P J Solomon

Personal information
- Full name: Pehi James Solomon
- Born: 17 August 1976 (age 49) Porirua, New Zealand

Playing information

Rugby union
Club
| Years | Team | Pld | T | G | FG | P |
|  | Gala RFC | 0 | 0 | 0 | 0 | 0 |
|  | Edinburgh Academicals | 0 | 0 | 0 | 0 | 0 |
|  | Total | 0 | 0 | 0 | 0 | 0 |

Rugby league
- Position: Centre
Club
| Years | Team | Pld | T | G | FG | P |
| 1998 | Lancashire Lynx | 0 | 0 | 0 | 0 | 0 |
| 2004 | Doncaster R.L.F.C. | 0 | 0 | 0 | 0 | 0 |
|  | Total | 0 | 0 | 0 | 0 | 0 |
Representative
| Years | Team | Pld | T | G | FG | P |
| 1997–03 | Scotland | 5 | 0 | 0 | 0 | 0 |
- As of 3 Oct 2021

= P. J. Solomon =

Scotland international rugby league & union footballer

Pehi James "PJ" Solomon is a former international rugby player from Porirua, New Zealand.
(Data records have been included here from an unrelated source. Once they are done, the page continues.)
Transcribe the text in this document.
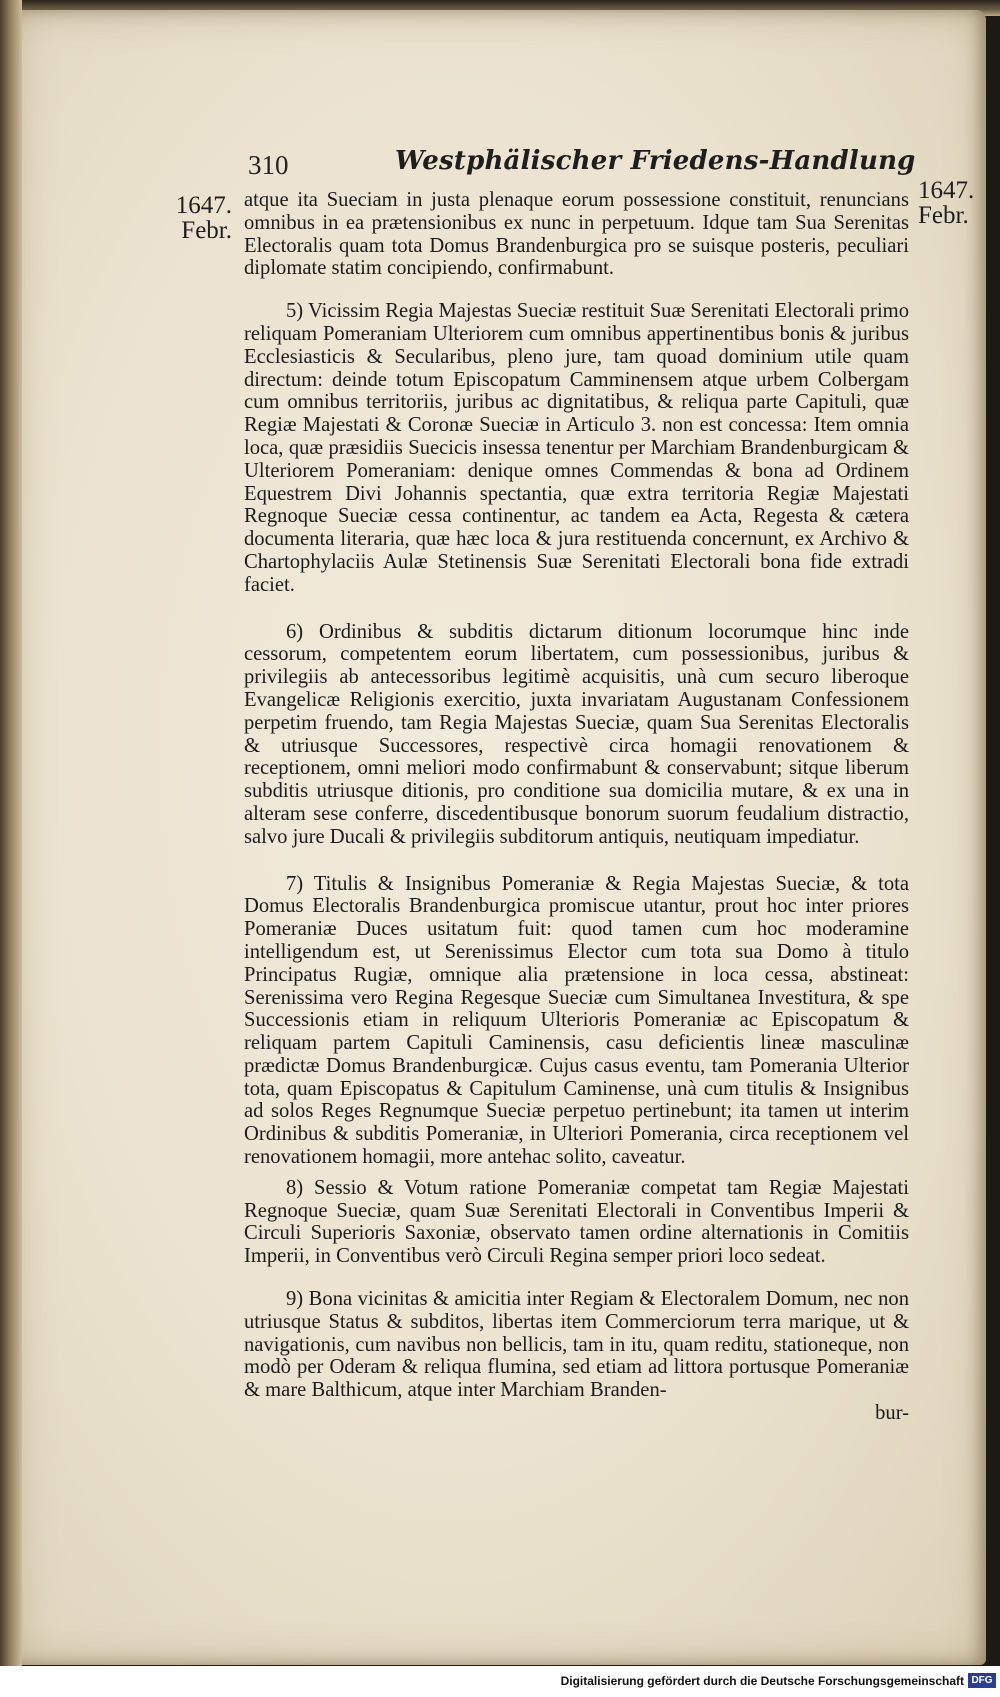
310	Westphälischer Friedens-Handlung
1647.
Febr.
1647.
Febr.

atque ita Sueciam in justa plenaque eorum possessione constituit, renuncians omnibus in ea prætensionibus ex nunc in perpetuum. Idque tam Sua Serenitas Electoralis quam tota Domus Brandenburgica pro se suisque posteris, peculiari diplomate statim concipiendo, confirmabunt.

5) Vicissim Regia Majestas Sueciæ restituit Suæ Serenitati Electorali primo reliquam Pomeraniam Ulteriorem cum omnibus appertinentibus bonis & juribus Ecclesiasticis & Secularibus, pleno jure, tam quoad dominium utile quam directum: deinde totum Episcopatum Camminensem atque urbem Colbergam cum omnibus territoriis, juribus ac dignitatibus, & reliqua parte Capituli, quæ Regiæ Majestati & Coronæ Sueciæ in Articulo 3. non est concessa: Item omnia loca, quæ præsidiis Suecicis insessa tenentur per Marchiam Brandenburgicam & Ulteriorem Pomeraniam: denique omnes Commendas & bona ad Ordinem Equestrem Divi Johannis spectantia, quæ extra territoria Regiæ Majestati Regnoque Sueciæ cessa continentur, ac tandem ea Acta, Regesta & cætera documenta literaria, quæ hæc loca & jura restituenda concernunt, ex Archivo & Chartophylaciis Aulæ Stetinensis Suæ Serenitati Electorali bona fide extradi faciet.

6) Ordinibus & subditis dictarum ditionum locorumque hinc inde cessorum, competentem eorum libertatem, cum possessionibus, juribus & privilegiis ab antecessoribus legitimè acquisitis, unà cum securo liberoque Evangelicæ Religionis exercitio, juxta invariatam Augustanam Confessionem perpetim fruendo, tam Regia Majestas Sueciæ, quam Sua Serenitas Electoralis & utriusque Successores, respectivè circa homagii renovationem & receptionem, omni meliori modo confirmabunt & conservabunt; sitque liberum subditis utriusque ditionis, pro conditione sua domicilia mutare, & ex una in alteram sese conferre, discedentibusque bonorum suorum feudalium distractio, salvo jure Ducali & privilegiis subditorum antiquis, neutiquam impediatur.

7) Titulis & Insignibus Pomeraniæ & Regia Majestas Sueciæ, & tota Domus Electoralis Brandenburgica promiscue utantur, prout hoc inter priores Pomeraniæ Duces usitatum fuit: quod tamen cum hoc moderamine intelligendum est, ut Serenissimus Elector cum tota sua Domo à titulo Principatus Rugiæ, omnique alia prætensione in loca cessa, abstineat: Serenissima vero Regina Regesque Sueciæ cum Simultanea Investitura, & spe Successionis etiam in reliquum Ulterioris Pomeraniæ ac Episcopatum & reliquam partem Capituli Caminensis, casu deficientis lineæ masculinæ prædictæ Domus Brandenburgicæ. Cujus casus eventu, tam Pomerania Ulterior tota, quam Episcopatus & Capitulum Caminense, unà cum titulis & Insignibus ad solos Reges Regnumque Sueciæ perpetuo pertinebunt; ita tamen ut interim Ordinibus & subditis Pomeraniæ, in Ulteriori Pomerania, circa receptionem vel renovationem homagii, more antehac solito, caveatur.

8) Sessio & Votum ratione Pomeraniæ competat tam Regiæ Majestati Regnoque Sueciæ, quam Suæ Serenitati Electorali in Conventibus Imperii & Circuli Superioris Saxoniæ, observato tamen ordine alternationis in Comitiis Imperii, in Conventibus verò Circuli Regina semper priori loco sedeat.

9) Bona vicinitas & amicitia inter Regiam & Electoralem Domum, nec non utriusque Status & subditos, libertas item Commerciorum terra marique, ut & navigationis, cum navibus non bellicis, tam in itu, quam reditu, stationeque, non modò per Oderam & reliqua flumina, sed etiam ad littora portusque Pomeraniæ & mare Balthicum, atque inter Marchiam Branden-

bur-
Digitalisierung gefördert durch die Deutsche Forschungsgemeinschaft DFG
With eligibility via his mother from Kirkcaldy, he represented Scotland at rugby league. Solomon played as a centre.

==Union==
Solomon played club rugby union in Scotland for Gala RFC and Edinburgh Academicals.

==League==
He played rugby league in England for Lancashire Lynx and Doncaster and played internationally for Scotland in the Rugby League European Cup. He was part of the side that played against France in the 2003 game in Narbonne, needing to win by five points to qualify for the final. Solomon and his teammates won 8–6 and so were eliminated from the competition at that stage.

==Off the pitch==
Solomon is married with one son and one daughter. His wife is the sister of Estonian professional basketballer, Heiko Niidas. Solomon works in the construction industry.